La factura de la corrupción
Que las variables económicas y financieras no reflejen de forma contemporánea los episodios de corrupción que dominan la escena política, no significa que aquellos carezcan de impacto. Lamentablemente, la percepción de la frecuencia con que tienen lugar esas violaciones de la ley, la forma en que la clase política las aborda y el sistema judicial las resuelve acaban deteriorando la confianza en una sociedad, su capacidad para hacer negocios o para infundir credibilidad en sus agentes e instituciones. Antes o después, eso se traduce en costes y pérdidas de bienestar que acaban sufriendo todos los ciudadanos. El primer impacto para los contribuyentes es soportar mayores costes por el funcionamiento de las Administraciones públicas, en sus decisiones de gasto e inversión. Los costes adicionales que, por ejemplo, pagan empresas que contratan con el sector público que acaban destinándose al enriquecimiento ilícito de políticos o partidos actúan agravando las cargas tributarias o directamente sacrificando servicios y prestaciones de las propias Administraciones públicas. La situación es más irritante si mientras aparecen casos de corrupción se reduce la inversión en sanidad o en educación.
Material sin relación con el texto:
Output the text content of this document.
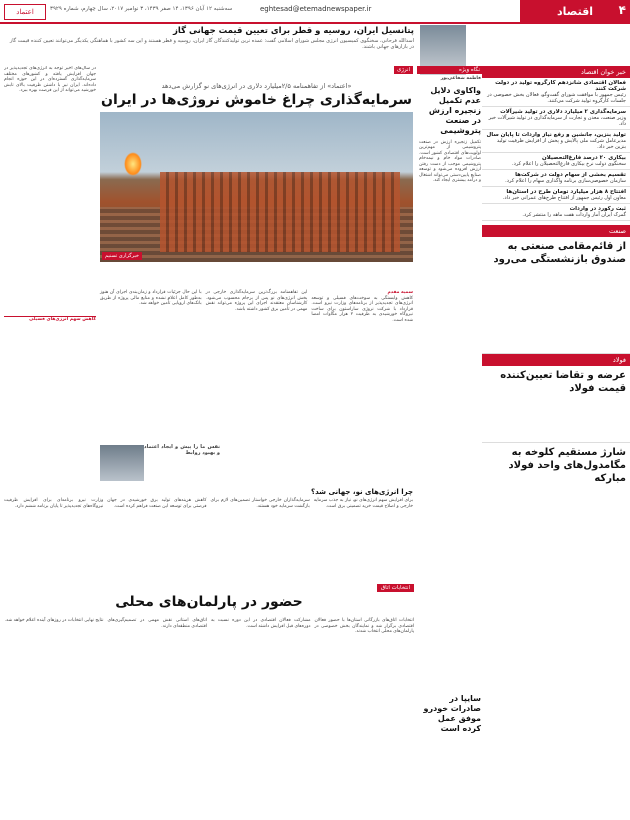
اقتصاد ۴
eghtesad@etemadnewspaper.ir
سه‌شنبه ۱۲ آبان ۱۳۹۶، ۱۴ صفر ۱۴۳۹، ۳ نوامبر ۲۰۱۷، سال چهارم، شماره ۳۹۲۹
اعتماد
پتانسیل ایران، روسیه و قطر برای تعیین قیمت جهانی گاز
اسدالله فرحانی، سخنگوی کمیسیون انرژی مجلس شورای اسلامی گفت: عمده ترین تولیدکنندگان گاز ایران، روسیه و قطر هستند و این سه کشور با هماهنگی یکدیگر می‌توانند تعیین کننده قیمت گاز در بازارهای جهانی باشند.
خبر خوان اقتصاد
فعالان اقتصادی شانزدهم کارگروه تولید در دولت شرکت کنند
رئیس جمهور با موافقت شورای گفت‌وگو، فعالان بخش خصوصی در جلسات کارگروه تولید شرکت می‌کنند.
سرمایه‌گذاری ۲ میلیارد دلاری در تولید شیرآلات
وزیر صنعت، معدن و تجارت از سرمایه‌گذاری در تولید شیرآلات خبر داد.
تولید بنزین، جانشین و رفع نیاز واردات تا پایان سال
مدیرعامل شرکت ملی پالایش و پخش از افزایش ظرفیت تولید بنزین خبر داد.
بیکاری ۲۰ درصد فارغ‌التحصیلان
سخنگوی دولت نرخ بیکاری فارغ‌التحصیلان را اعلام کرد.
تقسیم بخشی از سهام دولت در شرکت‌ها
سازمان خصوصی‌سازی برنامه واگذاری سهام را اعلام کرد.
افتتاح ۸ هزار میلیارد تومان طرح در استان‌ها
معاون اول رئیس جمهور از افتتاح طرح‌های عمرانی خبر داد.
ثبت رکورد در واردات
گمرک ایران آمار واردات هفت ماهه را منتشر کرد.
صنعت
از قائم‌مقامی صنعتی به صندوق بازنشستگی می‌رود
فولاد
عرضه و تقاضا تعیین‌کننده قیمت فولاد
شارژ مستقیم کلوخه به مگامدول‌های واحد فولاد مبارکه
نگاه ویژه
فاطمه شفاعی‌پور
واکاوی دلایل عدم تکمیل زنجیره ارزش در صنعت پتروشیمی
تکمیل زنجیره ارزش در صنعت پتروشیمی از مهم‌ترین اولویت‌های اقتصادی کشور است. صادرات مواد خام و نیمه‌خام پتروشیمی موجب از دست رفتن ارزش افزوده می‌شود و توسعه صنایع پایین‌دستی می‌تواند اشتغال و درآمد بیشتری ایجاد کند.
سایپا در صادرات خودرو موفق عمل کرده است
انرژی
«اعتماد» از تفاهمنامه ۲/۵میلیارد دلاری در انرژی‌های نو گزارش می‌دهد
سرمایه‌گذاری چراغ خاموش نروژی‌ها در ایران
خبرگزاری تسنیم
در سال‌های اخیر توجه به انرژی‌های تجدیدپذیر در جهان افزایش یافته و کشورهای مختلف سرمایه‌گذاری گسترده‌ای در این حوزه انجام داده‌اند. ایران نیز با داشتن ظرفیت بالای تابش خورشید می‌تواند از این فرصت بهره ببرد.
کاهش سهم انرژی‌های فسیلی
سمیه مقدم
کاهش وابستگی به سوخت‌های فسیلی و توسعه انرژی‌های تجدیدپذیر از برنامه‌های وزارت نیرو است. قرارداد با شرکت نروژی ساراستون برای ساخت نیروگاه خورشیدی به ظرفیت ۲ هزار مگاوات امضا شده است.
این تفاهمنامه بزرگ‌ترین سرمایه‌گذاری خارجی در بخش انرژی‌های نو پس از برجام محسوب می‌شود. کارشناسان معتقدند اجرای این پروژه می‌تواند نقش مهمی در تأمین برق کشور داشته باشد.
با این حال جزئیات قرارداد و زمان‌بندی اجرای آن هنوز به‌طور کامل اعلام نشده و منابع مالی پروژه از طریق بانک‌های اروپایی تأمین خواهد شد.
نفس ما را پیش و ایجاد اعتماد و بهبود روابط
چرا انرژی‌های نو، جهانی شد؟
برای افزایش سهم انرژی‌های نو، نیاز به جذب سرمایه خارجی و اصلاح قیمت خرید تضمینی برق است.
سرمایه‌گذاران خارجی خواستار تضمین‌های لازم برای بازگشت سرمایه خود هستند.
کاهش هزینه‌های تولید برق خورشیدی در جهان فرصتی برای توسعه این صنعت فراهم کرده است.
وزارت نیرو برنامه‌ای برای افزایش ظرفیت نیروگاه‌های تجدیدپذیر تا پایان برنامه ششم دارد.
انتخابات اتاق
حضور در پارلمان‌های محلی
انتخابات اتاق‌های بازرگانی استان‌ها با حضور فعالان اقتصادی برگزار شد و نمایندگان بخش خصوصی در پارلمان‌های محلی انتخاب شدند.
مشارکت فعالان اقتصادی در این دوره نسبت به دوره‌های قبل افزایش داشته است.
اتاق‌های استانی نقش مهمی در تصمیم‌گیری‌های اقتصادی منطقه‌ای دارند.
نتایج نهایی انتخابات در روزهای آینده اعلام خواهد شد.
Que en la realización de transacciones económicas públicas medie cualquier modalidad de soborno, impide, además, la libertad de mercado que en tantas ocasiones reclama la retórica de los políticos. Adultera la igualdad de oportunidades perjudicando a quien no soborna, bien porque sus habilidades y relaciones no alcanzan a ello, bien porque no lo admiten sus códigos de conducta.
La verificación de prácticas tales no favorece, desde luego, la inversión extranjera. En primer lugar, porque el país en el que la corrupción está extendida, y en cierta medida tolerada, genera desconfianza. Ni que decir tiene que la imagen de sus empresas, de sus propios bienes y servicios queda significativamente condicionada por las malas prácticas. Y cuando la inversión tiene lugar, acaba incorporando un componente por riesgo impropio de economías avanzadas que gangrena todos los ámbitos económicos y sociales.
La percepción de una clase política tolerante con la corrupción no solo erosiona la imagen exterior de un país y de su economía, aproximándola a ese capitalismo de amiguetes en el que las puertas giratorias entre el sector privado y el público enriquecen a unos cuantos, sino que mina la confianza del conjunto de los agentes económicos del propio país. La calidad de las instituciones acaba poniéndose en entredicho y con ella la posibilidad de asentar las relaciones económicas en la seguridad, en la confianza. Hasta la contabilidad de las empresas, la base de la información económica, puede quedar en entredicho si la contabilidad de los partidos políticos lo está.
De la forma y rapidez con que se aborde la hoy cuestionada integridad de algunas instituciones y de la propia clase política dependerá el alejamiento de las amenazas que pesan sobre la estabilidad política y, en consecuencia, sobre la recuperación económica. También pende de ese hilo el afianzamiento de la necesaria transición a la modernización económica del país. La corrupción, y la desconfianza que lleva asociada, es la peor de las gangrenas para una economía que está dejando al borde de la miseria a un número creciente de ciudadanos.